No por simpatías hacia la nación americana, que nunca existieron en la clase dirigente del país, sino ante la tozudez de los hechos, había que comprender la férrea voluntad de los norteamericanos para construir bajo su control exclusivo, la vía interoceánica.

En Bogotá, la óptica parroquial, impedía observar el conjunto de circunstancias que condicionaban la escogencia de la ruta, y con la miopía de gobernantes que ni siquiera conocían el mar, prefirieron poner énfasis en la obtención de recursos económicos para la guerra, sin parar mientes en el proyecto mismo del canal y en las implicaciones para la integridad del país.

El ministro en Washington, comprende que sin una declaración de parte suya, era imposible que la Comisión ístmica, ante la cual la imagen del país no generaba confianza, la defensa de la ruta panameña se encontraría definitivamente perdida. A ello había que agregar, el clamor insistente de los ciudadanos del Istmo, que comprendían que definida la ruta de Nicaragua, era imposible pensar en dos canales, lo cual arruinaría el ferrocarril existente, convirtiendo las ciudades istmeñas en lugares marginales de comercio, sin perspectivas de desarrollo. Había penetrado hasta tal punto la identidad ideológica entre la construcción del canal y la vida misma del istmo, que nadie dudaba que la escogencia del lago de Nicaragua sería el final de las grandes esperanzas y el periclitar de sueños que se habían alimentado desde la época del descubrimiento.

Aunque aquello no fuera cierto, fue de todas maneras el estereotipo que predominó en la mente y en el corazón de los panameños.
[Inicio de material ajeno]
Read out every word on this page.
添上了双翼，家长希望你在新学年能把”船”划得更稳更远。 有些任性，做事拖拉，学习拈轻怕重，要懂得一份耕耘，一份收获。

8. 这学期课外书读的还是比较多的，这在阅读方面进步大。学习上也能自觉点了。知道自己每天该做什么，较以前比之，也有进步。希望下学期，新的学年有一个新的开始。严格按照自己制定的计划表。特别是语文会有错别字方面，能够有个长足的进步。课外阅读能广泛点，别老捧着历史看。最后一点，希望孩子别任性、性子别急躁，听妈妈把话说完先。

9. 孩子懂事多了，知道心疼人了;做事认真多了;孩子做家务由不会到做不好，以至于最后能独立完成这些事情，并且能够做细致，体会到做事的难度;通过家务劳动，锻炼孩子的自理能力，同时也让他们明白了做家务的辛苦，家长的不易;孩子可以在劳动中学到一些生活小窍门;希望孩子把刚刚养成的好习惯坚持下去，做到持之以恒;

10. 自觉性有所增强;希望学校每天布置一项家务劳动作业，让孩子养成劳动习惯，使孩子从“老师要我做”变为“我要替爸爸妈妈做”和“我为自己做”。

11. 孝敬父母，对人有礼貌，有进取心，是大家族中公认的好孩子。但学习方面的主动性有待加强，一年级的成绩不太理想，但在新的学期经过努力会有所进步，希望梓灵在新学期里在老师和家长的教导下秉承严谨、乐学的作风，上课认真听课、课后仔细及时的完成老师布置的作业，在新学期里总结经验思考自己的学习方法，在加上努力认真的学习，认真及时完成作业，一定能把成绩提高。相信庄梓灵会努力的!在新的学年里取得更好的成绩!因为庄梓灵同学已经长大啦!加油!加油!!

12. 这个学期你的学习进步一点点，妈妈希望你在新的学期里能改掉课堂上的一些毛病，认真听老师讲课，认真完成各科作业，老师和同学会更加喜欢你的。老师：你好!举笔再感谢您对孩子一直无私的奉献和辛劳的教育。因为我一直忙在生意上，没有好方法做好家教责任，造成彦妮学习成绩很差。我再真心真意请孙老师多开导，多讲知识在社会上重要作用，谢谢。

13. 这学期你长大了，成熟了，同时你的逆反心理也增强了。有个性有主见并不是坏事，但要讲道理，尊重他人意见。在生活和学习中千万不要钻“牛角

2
Hechos muy recientes desdibujan el efecto magico del canal que muchos le atribuyeron, pero que alcanzó en su tiempo, la categoría de verdad incontrovertible.
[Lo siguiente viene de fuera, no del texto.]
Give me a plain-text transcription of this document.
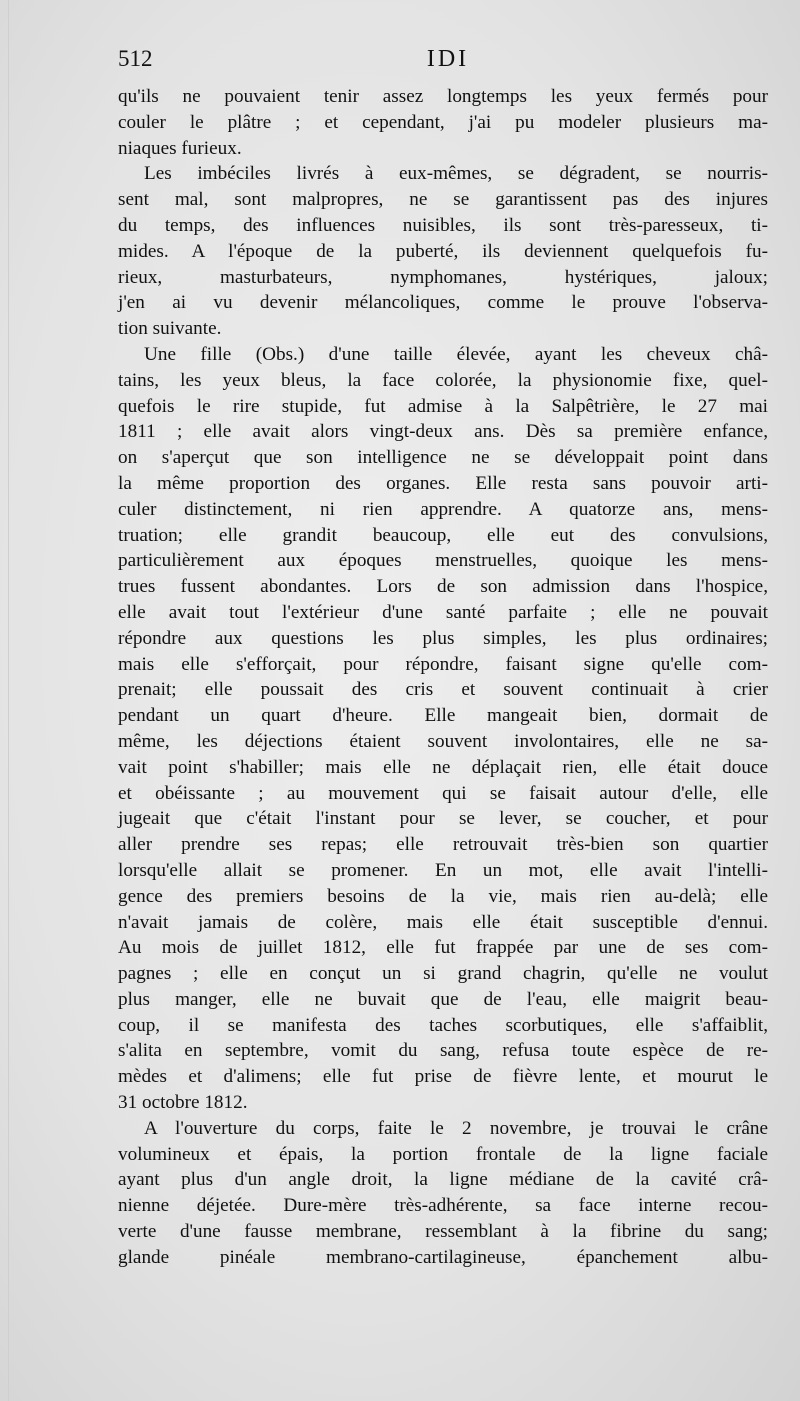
512	IDI
qu'ils ne pouvaient tenir assez longtemps les yeux fermés pour
couler le plâtre ; et cependant, j'ai pu modeler plusieurs ma-
niaques furieux.
Les imbéciles livrés à eux-mêmes, se dégradent, se nourris-
sent mal, sont malpropres, ne se garantissent pas des injures
du temps, des influences nuisibles, ils sont très-paresseux, ti-
mides. A l'époque de la puberté, ils deviennent quelquefois fu-
rieux, masturbateurs, nymphomanes, hystériques, jaloux;
j'en ai vu devenir mélancoliques, comme le prouve l'observa-
tion suivante.
Une fille (Obs.) d'une taille élevée, ayant les cheveux châ-
tains, les yeux bleus, la face colorée, la physionomie fixe, quel-
quefois le rire stupide, fut admise à la Salpêtrière, le 27 mai
1811 ; elle avait alors vingt-deux ans. Dès sa première enfance,
on s'aperçut que son intelligence ne se développait point dans
la même proportion des organes. Elle resta sans pouvoir arti-
culer distinctement, ni rien apprendre. A quatorze ans, mens-
truation; elle grandit beaucoup, elle eut des convulsions,
particulièrement aux époques menstruelles, quoique les mens-
trues fussent abondantes. Lors de son admission dans l'hospice,
elle avait tout l'extérieur d'une santé parfaite ; elle ne pouvait
répondre aux questions les plus simples, les plus ordinaires;
mais elle s'efforçait, pour répondre, faisant signe qu'elle com-
prenait; elle poussait des cris et souvent continuait à crier
pendant un quart d'heure. Elle mangeait bien, dormait de
même, les déjections étaient souvent involontaires, elle ne sa-
vait point s'habiller; mais elle ne déplaçait rien, elle était douce
et obéissante ; au mouvement qui se faisait autour d'elle, elle
jugeait que c'était l'instant pour se lever, se coucher, et pour
aller prendre ses repas; elle retrouvait très-bien son quartier
lorsqu'elle allait se promener. En un mot, elle avait l'intelli-
gence des premiers besoins de la vie, mais rien au-delà; elle
n'avait jamais de colère, mais elle était susceptible d'ennui.
Au mois de juillet 1812, elle fut frappée par une de ses com-
pagnes ; elle en conçut un si grand chagrin, qu'elle ne voulut
plus manger, elle ne buvait que de l'eau, elle maigrit beau-
coup, il se manifesta des taches scorbutiques, elle s'affaiblit,
s'alita en septembre, vomit du sang, refusa toute espèce de re-
mèdes et d'alimens; elle fut prise de fièvre lente, et mourut le
31 octobre 1812.
A l'ouverture du corps, faite le 2 novembre, je trouvai le crâne
volumineux et épais, la portion frontale de la ligne faciale
ayant plus d'un angle droit, la ligne médiane de la cavité crâ-
nienne déjetée. Dure-mère très-adhérente, sa face interne recou-
verte d'une fausse membrane, ressemblant à la fibrine du sang;
glande pinéale membrano-cartilagineuse, épanchement albu-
Martínez Silva se decide hablar a la prensa en Washington, para declarar que Colombia estaba dispuesta a aceptar negociaciones con los Estados Unidos para una solución canalera. Era la forma de limar asperezas con la comisión del almirante Walker y reorientar las discusiones hacia puntos concretos. Desde ese momento, se levantaron voces de protesta en el interior del país. La prensa conservadora de Bogotá, porque no había otra, orquesta el escándalo contra el ministro en Washington y rechaza de manera inconsciente, el único camino que podría salvar la ruta panameña. El mismo general Albán, lanzó anatemas. Las autoridades del Istmo le hicieron coro. Sin embargo, Martínez Silva, avizorando los peligros, continúa las negociaciones.

El célebre memorandum contemplaba los siguientes puntos:6

"Primero. El pueblo de los Estados Unidos necesita un canal ístmico, que le permita comunicar fácilmente sus costas del Atlántico y del Pacífico, movilizar y proteger sus escuadras en ambos mares y atender a las defensas de sus nuevas posiciones en oriente.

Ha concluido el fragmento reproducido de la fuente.